Perspicace comme tu es, lecteur, tu l’auras deviné : je fais partie de la deuxième catégorie, celle des martyrs du basket, des écorchés vifs du saut de haie, des phobiques des agrès. Nous tous, victimes du sport, formons au fond une grande famille qui sait, face à l’adversité, faire preuve de solidarité inter membres. J’en suis certainement l’un des piliers les plus solides, devenue au fil des années un élément du décor, l’incarnation même de la réfractaire désespérée du cours d’EPS. Pourtant, une fois sortie du carcan scolaire, je n’ai pas peur de clamer haut et fort que j’aime le sport (enfin bon, sans excès non plus, faut pas déconner). Ou tout du moins, j’aime seulement quelques sports précis. J’aime par exemple sentir chaque membre de mon corps tendu dans l’effort que requiert la course à pied, malgré mon endurance assez médiocre ; j’aime entendre le son mat et vibrant de la balle de tennis lorsque je la frappe de toutes mes forces en dérapant sur la terre battue ; j’aime la sensation de l’eau chlorée clapotant doucement contre mes poignets lorsque j’enchaîne les longueurs brassées à la piscine ; et, plus que tout, j’aime distinguer la mine à la fois déconfite et renfermée de l’adversaire fraîchement vaincu. Mais alors, me direz-vous après avoir lu ce portrait idyllique, où est vraiment le problème ? Pourquoi ne suis-je pas l’une de ces filles excellant naturellement dans le moindre sport, encensée par une foule de mecs rendus euphoriques à cause du match en cours et dont les capacités de discernement ont été annihilées par leurs hormones grisées ?
L’origine probable de ce dégoût (blocage, ahah ?) remonte à des années, au moment où j’étais à l’école primaire. Je me rappelle encore de mon premier cours de gym, auquel je m’étais rendue en tant que conquérante, aussi fière même qu’une guerrière chevronnée. La désillusion fut cruelle lorsque je me rendis rapidement compte que j’étais totalement incapable d’exécuter correctement la moindre roulade, et encore moins de faire la roue ou l’équilibre, malgré les quatre années de danse que je totalisais déjà. Ma prof de l’époque, et je ne l’oublierai sans doute jamais, était une vieille fille frustrée aux manières rudes et dépourvues de pédagogie.

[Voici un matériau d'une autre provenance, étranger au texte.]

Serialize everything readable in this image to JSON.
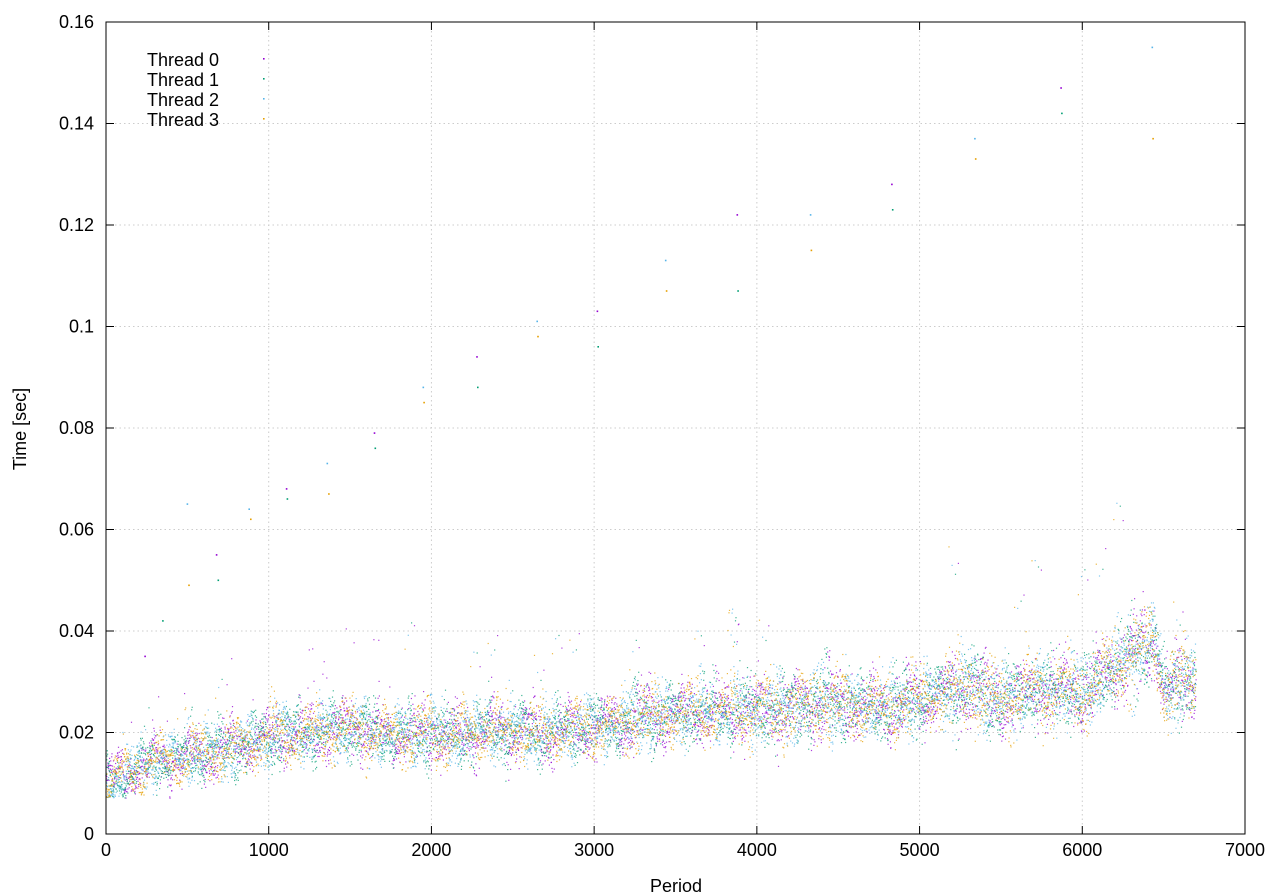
{
  "chart_data": {
    "type": "scatter",
    "title": "",
    "xlabel": "Period",
    "ylabel": "Time [sec]",
    "xlim": [
      0,
      7000
    ],
    "ylim": [
      0,
      0.16
    ],
    "x_ticks": [
      0,
      1000,
      2000,
      3000,
      4000,
      5000,
      6000,
      7000
    ],
    "x_tick_labels": [
      "0",
      "1000",
      "2000",
      "3000",
      "4000",
      "5000",
      "6000",
      "7000"
    ],
    "y_ticks": [
      0,
      0.02,
      0.04,
      0.06,
      0.08,
      0.1,
      0.12,
      0.14,
      0.16
    ],
    "y_tick_labels": [
      "0",
      "0.02",
      "0.04",
      "0.06",
      "0.08",
      "0.1",
      "0.12",
      "0.14",
      "0.16"
    ],
    "grid": true,
    "legend_position": "top-left",
    "x_max_observed": 6700,
    "series": [
      {
        "name": "Thread 0",
        "color": "#9400d3"
      },
      {
        "name": "Thread 1",
        "color": "#009e73"
      },
      {
        "name": "Thread 2",
        "color": "#56b4e9"
      },
      {
        "name": "Thread 3",
        "color": "#e69f00"
      }
    ],
    "trend": [
      [
        0,
        0.01
      ],
      [
        100,
        0.0115
      ],
      [
        200,
        0.013
      ],
      [
        300,
        0.0145
      ],
      [
        500,
        0.015
      ],
      [
        700,
        0.0165
      ],
      [
        900,
        0.018
      ],
      [
        1000,
        0.019
      ],
      [
        1200,
        0.02
      ],
      [
        1500,
        0.021
      ],
      [
        1800,
        0.0195
      ],
      [
        2100,
        0.02
      ],
      [
        2400,
        0.02
      ],
      [
        2700,
        0.02
      ],
      [
        3000,
        0.021
      ],
      [
        3300,
        0.023
      ],
      [
        3600,
        0.024
      ],
      [
        3900,
        0.024
      ],
      [
        4200,
        0.025
      ],
      [
        4500,
        0.026
      ],
      [
        4800,
        0.025
      ],
      [
        5000,
        0.027
      ],
      [
        5300,
        0.029
      ],
      [
        5500,
        0.027
      ],
      [
        5800,
        0.028
      ],
      [
        6000,
        0.028
      ],
      [
        6300,
        0.035
      ],
      [
        6450,
        0.038
      ],
      [
        6500,
        0.029
      ],
      [
        6700,
        0.03
      ]
    ],
    "outliers": [
      [
        240,
        0.035
      ],
      [
        350,
        0.042
      ],
      [
        500,
        0.065
      ],
      [
        510,
        0.049
      ],
      [
        680,
        0.055
      ],
      [
        690,
        0.05
      ],
      [
        880,
        0.064
      ],
      [
        890,
        0.062
      ],
      [
        1110,
        0.068
      ],
      [
        1115,
        0.066
      ],
      [
        1360,
        0.073
      ],
      [
        1370,
        0.067
      ],
      [
        1650,
        0.079
      ],
      [
        1655,
        0.076
      ],
      [
        1950,
        0.088
      ],
      [
        1955,
        0.085
      ],
      [
        2280,
        0.094
      ],
      [
        2285,
        0.088
      ],
      [
        2650,
        0.101
      ],
      [
        2655,
        0.098
      ],
      [
        3020,
        0.103
      ],
      [
        3025,
        0.096
      ],
      [
        3440,
        0.113
      ],
      [
        3445,
        0.107
      ],
      [
        3880,
        0.122
      ],
      [
        3885,
        0.107
      ],
      [
        4330,
        0.122
      ],
      [
        4335,
        0.115
      ],
      [
        4830,
        0.128
      ],
      [
        4835,
        0.123
      ],
      [
        5340,
        0.137
      ],
      [
        5345,
        0.133
      ],
      [
        5870,
        0.147
      ],
      [
        5875,
        0.142
      ],
      [
        6430,
        0.155
      ],
      [
        6435,
        0.137
      ]
    ]
  }
}
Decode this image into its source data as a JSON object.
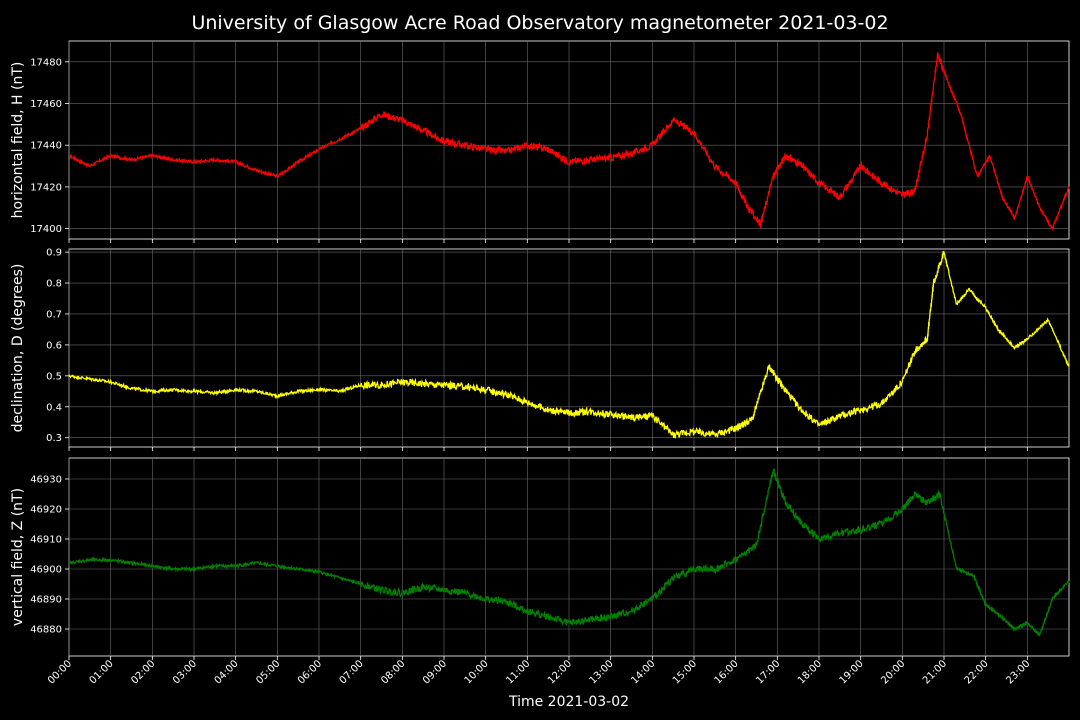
{
  "chart_data": {
    "type": "line",
    "title": "University of Glasgow Acre Road Observatory magnetometer 2021-03-02",
    "xlabel": "Time 2021-03-02",
    "x_tick_labels": [
      "00:00",
      "01:00",
      "02:00",
      "03:00",
      "04:00",
      "05:00",
      "06:00",
      "07:00",
      "08:00",
      "09:00",
      "10:00",
      "11:00",
      "12:00",
      "13:00",
      "14:00",
      "15:00",
      "16:00",
      "17:00",
      "18:00",
      "19:00",
      "20:00",
      "21:00",
      "22:00",
      "23:00"
    ],
    "xlim_hours": [
      0,
      24
    ],
    "grid": true,
    "panels": [
      {
        "ylabel": "horizontal field, H (nT)",
        "color": "#ff0000",
        "ylim": [
          17395,
          17490
        ],
        "yticks": [
          17400,
          17420,
          17440,
          17460,
          17480
        ],
        "x": [
          0,
          0.5,
          1,
          1.5,
          2,
          2.5,
          3,
          3.5,
          4,
          4.5,
          5,
          5.5,
          6,
          6.5,
          7,
          7.5,
          8,
          8.5,
          9,
          9.5,
          10,
          10.5,
          11,
          11.5,
          12,
          12.5,
          13,
          13.5,
          14,
          14.5,
          15,
          15.5,
          16,
          16.3,
          16.6,
          16.9,
          17.2,
          17.6,
          18,
          18.5,
          19,
          19.5,
          20,
          20.3,
          20.6,
          20.85,
          21.1,
          21.4,
          21.8,
          22.1,
          22.4,
          22.7,
          23,
          23.3,
          23.6,
          24
        ],
        "y": [
          17435,
          17430,
          17435,
          17433,
          17435,
          17433,
          17432,
          17433,
          17432,
          17428,
          17425,
          17432,
          17438,
          17443,
          17448,
          17455,
          17452,
          17447,
          17442,
          17440,
          17438,
          17437,
          17440,
          17438,
          17432,
          17433,
          17434,
          17436,
          17440,
          17452,
          17446,
          17430,
          17422,
          17410,
          17402,
          17425,
          17435,
          17430,
          17422,
          17415,
          17430,
          17422,
          17416,
          17418,
          17445,
          17484,
          17470,
          17455,
          17425,
          17435,
          17415,
          17405,
          17425,
          17410,
          17400,
          17420
        ]
      },
      {
        "ylabel": "declination, D (degrees)",
        "color": "#ffff00",
        "ylim": [
          0.27,
          0.91
        ],
        "yticks": [
          0.3,
          0.4,
          0.5,
          0.6,
          0.7,
          0.8,
          0.9
        ],
        "x": [
          0,
          0.5,
          1,
          1.5,
          2,
          2.5,
          3,
          3.5,
          4,
          4.5,
          5,
          5.5,
          6,
          6.5,
          7,
          7.5,
          8,
          8.5,
          9,
          9.5,
          10,
          10.5,
          11,
          11.5,
          12,
          12.5,
          13,
          13.5,
          14,
          14.5,
          15,
          15.5,
          16,
          16.4,
          16.8,
          17.1,
          17.5,
          18,
          18.5,
          19,
          19.5,
          20,
          20.3,
          20.6,
          20.75,
          21,
          21.3,
          21.6,
          22,
          22.3,
          22.7,
          23,
          23.5,
          24
        ],
        "y": [
          0.5,
          0.49,
          0.48,
          0.46,
          0.45,
          0.455,
          0.45,
          0.445,
          0.455,
          0.45,
          0.435,
          0.45,
          0.455,
          0.45,
          0.47,
          0.47,
          0.48,
          0.475,
          0.47,
          0.465,
          0.455,
          0.44,
          0.415,
          0.39,
          0.38,
          0.385,
          0.375,
          0.365,
          0.37,
          0.31,
          0.32,
          0.31,
          0.33,
          0.36,
          0.53,
          0.47,
          0.4,
          0.34,
          0.37,
          0.39,
          0.41,
          0.48,
          0.58,
          0.62,
          0.8,
          0.9,
          0.73,
          0.78,
          0.72,
          0.65,
          0.59,
          0.62,
          0.68,
          0.53
        ]
      },
      {
        "ylabel": "vertical field, Z (nT)",
        "color": "#008000",
        "ylim": [
          46871,
          46937
        ],
        "yticks": [
          46880,
          46890,
          46900,
          46910,
          46920,
          46930
        ],
        "x": [
          0,
          0.5,
          1,
          1.5,
          2,
          2.5,
          3,
          3.5,
          4,
          4.5,
          5,
          5.5,
          6,
          6.5,
          7,
          7.5,
          8,
          8.5,
          9,
          9.5,
          10,
          10.5,
          11,
          11.5,
          12,
          12.5,
          13,
          13.5,
          14,
          14.5,
          15,
          15.5,
          16,
          16.5,
          16.9,
          17.2,
          17.6,
          18,
          18.5,
          19,
          19.5,
          20,
          20.3,
          20.6,
          20.9,
          21.3,
          21.7,
          22,
          22.3,
          22.7,
          23,
          23.3,
          23.6,
          24
        ],
        "y": [
          46902,
          46903,
          46903,
          46902,
          46901,
          46900,
          46900,
          46901,
          46901,
          46902,
          46901,
          46900,
          46899,
          46897,
          46895,
          46893,
          46892,
          46894,
          46893,
          46892,
          46890,
          46889,
          46886,
          46884,
          46882,
          46883,
          46884,
          46886,
          46890,
          46897,
          46900,
          46900,
          46903,
          46908,
          46933,
          46922,
          46915,
          46910,
          46912,
          46913,
          46915,
          46920,
          46925,
          46922,
          46925,
          46900,
          46898,
          46888,
          46885,
          46880,
          46882,
          46878,
          46890,
          46896
        ]
      }
    ]
  }
}
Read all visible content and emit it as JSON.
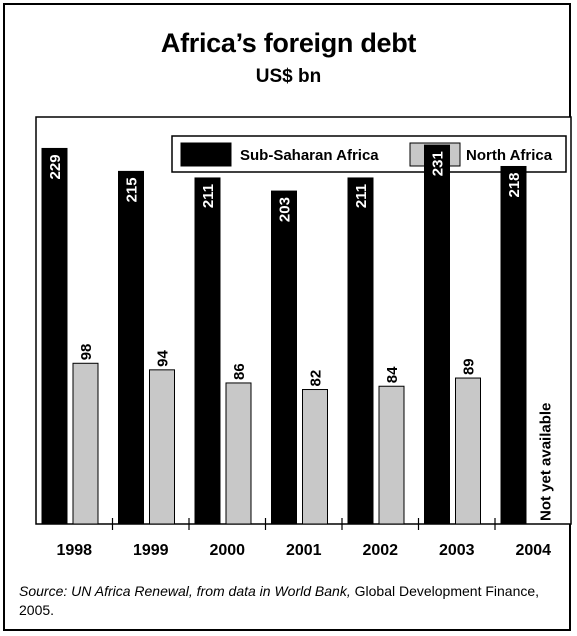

Un jour, ne supportant plus de me voir rester tapie dans un coin de la salle, elle me prit par un bras et me plaça sans ménagement au centre du cercle formé par les autres enfants, m’ordonnant d’accomplir devant toute la petite assemblée les fameux exercices honnis. Évidemment, je ne parvins qu’à esquisser avec difficulté un semblant de galipette arrière et finis par m’effondrer en larmes devant elle, la suppliant de mettre un terme à cette humiliation publique. J’avais déjà l’art de la mesure, c’est sûr. Mais mon discours implorant ne suffit pas à l’attendrir, ne serait-ce qu’un petit peu, et elle se contenta de déverser à mon encontre une flopée de réflexions vexantes et abaissantes tandis que je poursuivais à contrecœur mon entraînement, sous les rires moqueurs des élèves. J’avais huit ans, et cette expérience suffit à me dégoûter à jamais de la gym, ainsi que de toute autre discipline y ayant trait.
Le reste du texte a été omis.